Britain was left standing alone as most of the 27-nation European Union agreed to consider a separate treaty with stricter budget rules for the euro zone. Citing a lack of concessions for its own economy, Britain held back from the move late Thursday at a summit meeting of EU leaders.
British Prime Minister David Cameron’s (left) negotiating tactics were termed “clumsy” by one senior EU diplomat, according to a Reuters report, and Lithuanian President Dalia Grybauskaite was even more outspoken, saying, “Not Europe, Brits divided. And they are outside of decision making. Europe is united.”
Chancellor Angela Merkel of Germany, however, held out hope that eventually Britain would reconsider and join the others.
All 17 members of the euro zone, as well as six countries that intend to join it, agreed to negotiate a new treaty separate from that of the EU that would have tougher rules for deficits and debts to help protect the euro zone from the debt crisis. Sweden, Hungary and the Czech Republic said they would have to consult with their parliaments before agreeing to the new treaty.
European Central Bank President Mario Draghi called the agreement a step forward, and was quoted saying, “It’s going to be the basis for a good fiscal compact and more discipline in economic policy in the euro area members. We came to conclusions that will have to be fleshed out more in the coming days.”
While Merkel and French President Nicolas Sarkozy had hoped that the entire EU would sign on to changes in the Lisbon treaty that would embed tighter budget and debt rules for the euro zone within the basic law for the region, Britain refused. It is not part of the euro zone.
Instead, Cameron insisted that guarantees were necessary to protect its financial services industry, which makes up about a tenth of the country’s economy. Sarkozy termed that demand unacceptable, and Cameron suggested that Britain may try to keep euro zone countries from using the European Commission (EC) and the European Court of Justice.

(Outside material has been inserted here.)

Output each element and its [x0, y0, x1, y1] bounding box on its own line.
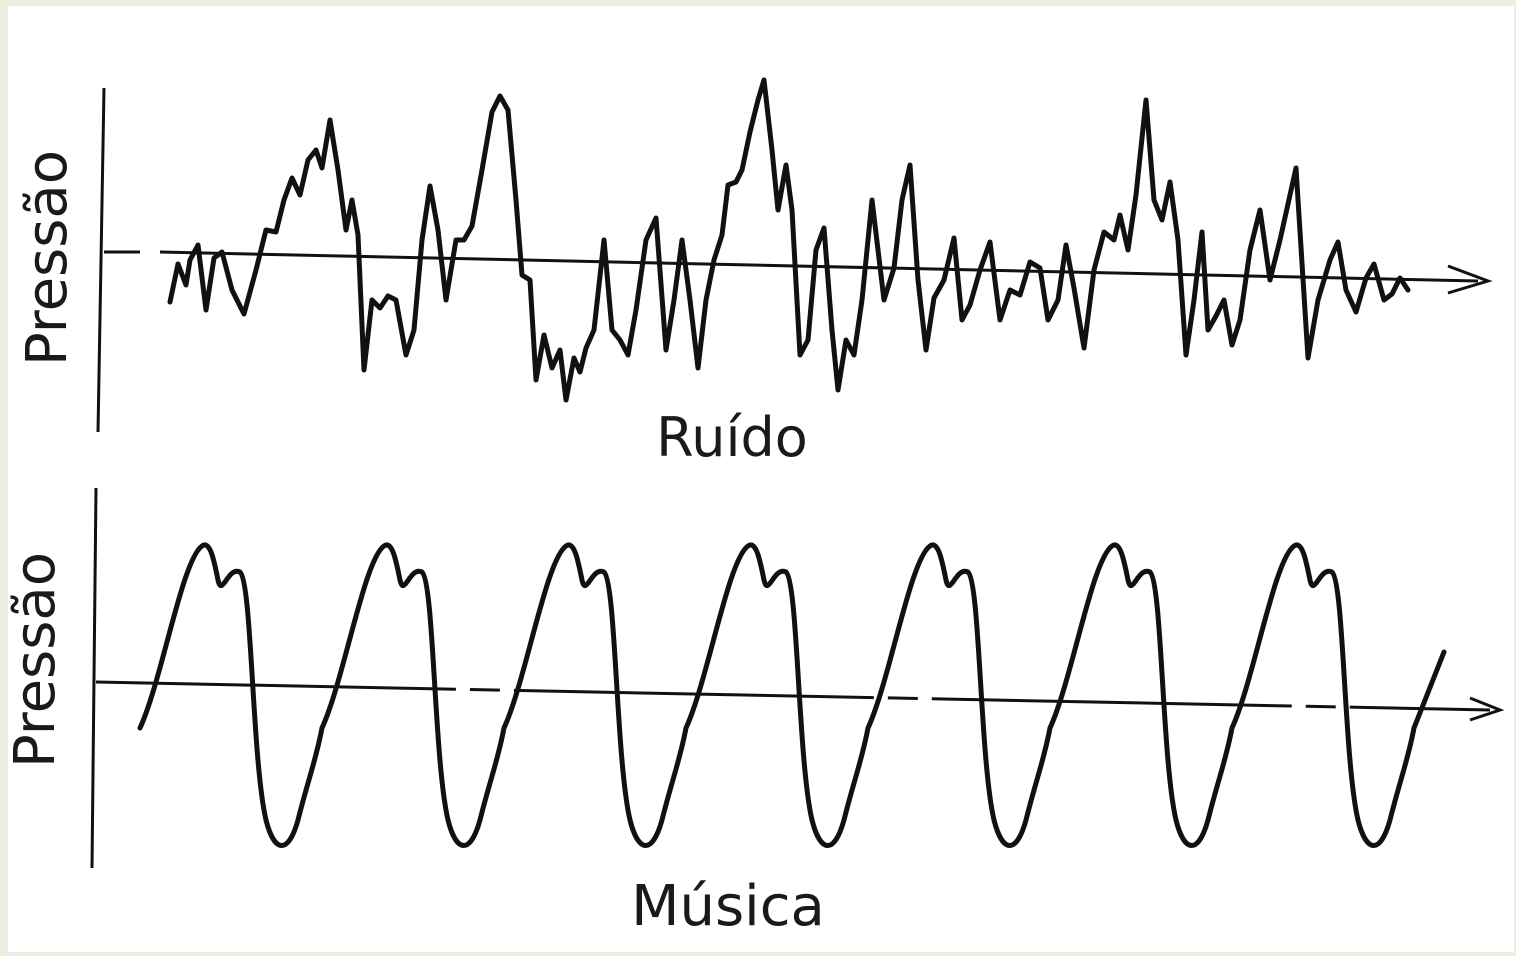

He was quoted saying, “Clearly, the institutions of the European Union belong to the European Union; they belong to the 27.”
Britain’s position could lead to pressure for a vote in Britain to leave the EU, which it has been a part of since 1973. While there is pressure both within his party and outside it for such a vote, Cameron opposes the move, saying that it would be disastrous for the country’s interests.
While Sarkozy and Merkel intended to put together a treaty that would include euro zone countries and any others that wanted to be included—a group that could encompass 25 countries, with just Britain and possibly Hungary excluded—that did not happen.
Sarkozy said in the report, “This is a summit that will go down in history. We would have preferred a reform of the treaties among 27. That wasn’t possible given the position of our British friends. And so it will be through an intergovernmental treaty of 17, but open to others.”